Лям в недоумении забрался обратно в телегу. «Какие шесть зубов?»
Они выехали на шлях, но у первой же деревни им пришлось свернуть с дороги и ехать прямиком по стерне. Весь шлях был забит крестьянскими подводами, на которых вповалку лежали и сидели молодые парни. Все тридцать верст так и пришлось колесить по стерне, потому что телегам конца-краю не было. По всем проселкам, ведущим от деревень и хуторов к шляху, к большому городу, катились телеги с парнями. От телег было черным-черно вокруг. И хотя все громче становились песни, все яростней заливались трехрядки, на душе делалось тревожней и тревожней при виде огромного скопления телег с молодыми, здоровыми парнями.
— Подумать только! — Возчик обернулся к опешившим пассажирам. — Они, видать, всерьез затевают войну. Ни с того ни с сего, когда мой Янкель должен уже скоро домой вернуться! Он как раз в этом году «кончает драгунский полк».
Пассажиры, впервые встретившиеся в пути, были все одинаково взбудоражены, потрясены случившимся и утешали себя лишь тем, что такая война долго не продлится. Разве может весь мир сражаться!
Набитые людьми телеги бесконечной вереницей тянулись к дому воинского начальника. Лица у новобранцев были красные, возбужденные — то ли от водки, то ли с горя, то ли от провожальной суматохи. А из телег летело и летело пронзительное пение, до того пронзительное, что казалось, вот-вот оно перейдет в рыдание.
Лям, съежившись, сидел на своей колымаге и все думал о странных Майкиных словах насчет зубов. Он сказал Майке, что у него никого на свете нет. Теперь он и Майку потерял, значит, осталось ему одно: погибнуть на войне.

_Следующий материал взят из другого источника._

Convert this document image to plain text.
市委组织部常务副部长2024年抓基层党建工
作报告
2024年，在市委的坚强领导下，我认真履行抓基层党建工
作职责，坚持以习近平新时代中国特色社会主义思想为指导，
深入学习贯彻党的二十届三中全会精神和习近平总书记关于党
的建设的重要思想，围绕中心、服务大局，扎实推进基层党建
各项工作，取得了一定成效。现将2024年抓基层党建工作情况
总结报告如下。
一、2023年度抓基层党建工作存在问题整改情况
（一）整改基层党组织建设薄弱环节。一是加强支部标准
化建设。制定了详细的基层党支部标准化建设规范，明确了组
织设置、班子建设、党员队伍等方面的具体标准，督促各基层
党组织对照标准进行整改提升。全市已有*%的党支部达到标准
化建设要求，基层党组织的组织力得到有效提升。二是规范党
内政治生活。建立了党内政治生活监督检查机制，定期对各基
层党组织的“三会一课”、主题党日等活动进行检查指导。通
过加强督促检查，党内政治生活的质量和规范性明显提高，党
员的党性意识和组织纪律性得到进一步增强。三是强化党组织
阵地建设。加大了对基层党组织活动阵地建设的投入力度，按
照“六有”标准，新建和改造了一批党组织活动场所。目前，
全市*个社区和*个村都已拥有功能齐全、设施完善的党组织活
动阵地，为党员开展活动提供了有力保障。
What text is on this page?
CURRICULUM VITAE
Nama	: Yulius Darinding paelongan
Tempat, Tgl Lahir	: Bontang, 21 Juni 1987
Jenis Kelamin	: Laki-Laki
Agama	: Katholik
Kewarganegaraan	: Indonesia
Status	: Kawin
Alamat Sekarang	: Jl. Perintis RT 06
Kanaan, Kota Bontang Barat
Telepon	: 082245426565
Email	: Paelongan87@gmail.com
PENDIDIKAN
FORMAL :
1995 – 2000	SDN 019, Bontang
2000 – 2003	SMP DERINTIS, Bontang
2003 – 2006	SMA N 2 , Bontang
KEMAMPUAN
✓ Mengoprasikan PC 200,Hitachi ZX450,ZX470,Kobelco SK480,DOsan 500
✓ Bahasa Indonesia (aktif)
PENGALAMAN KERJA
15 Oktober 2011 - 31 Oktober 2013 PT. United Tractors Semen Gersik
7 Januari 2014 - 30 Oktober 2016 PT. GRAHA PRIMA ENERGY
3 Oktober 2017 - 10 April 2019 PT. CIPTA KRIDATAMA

Вдруг он сунул руку в карман, с трудом вытащил оттуда осколок зеркальца и, приблизив его к лицу, стал разглядывать свой рот. Там у него частоколом торчали два ряда ослепительно белых крепких зубов.
Лям прибыл в родное местечко, но никакой семьи Петрика здесь не обнаружил. И в бабушкином доме, и в Феклиной землянке жили чужие люди, настолько чужие, что к ним и зайти было неудобно.
Все местечко было взбудоражено, в каждой семье были свои тайны, которые они крепко оберегали. В каждом доме был либо свой мобилизованный, либо скрывающийся, либо освобожденный за взятку, либо нарочито увеченный.
Как только Лям пришел в местечко, он первым делом наведался к служащему Гайзоктера, к Моте, у которого больные глаза. Тот предложил Ляму пожить у него несколько дней.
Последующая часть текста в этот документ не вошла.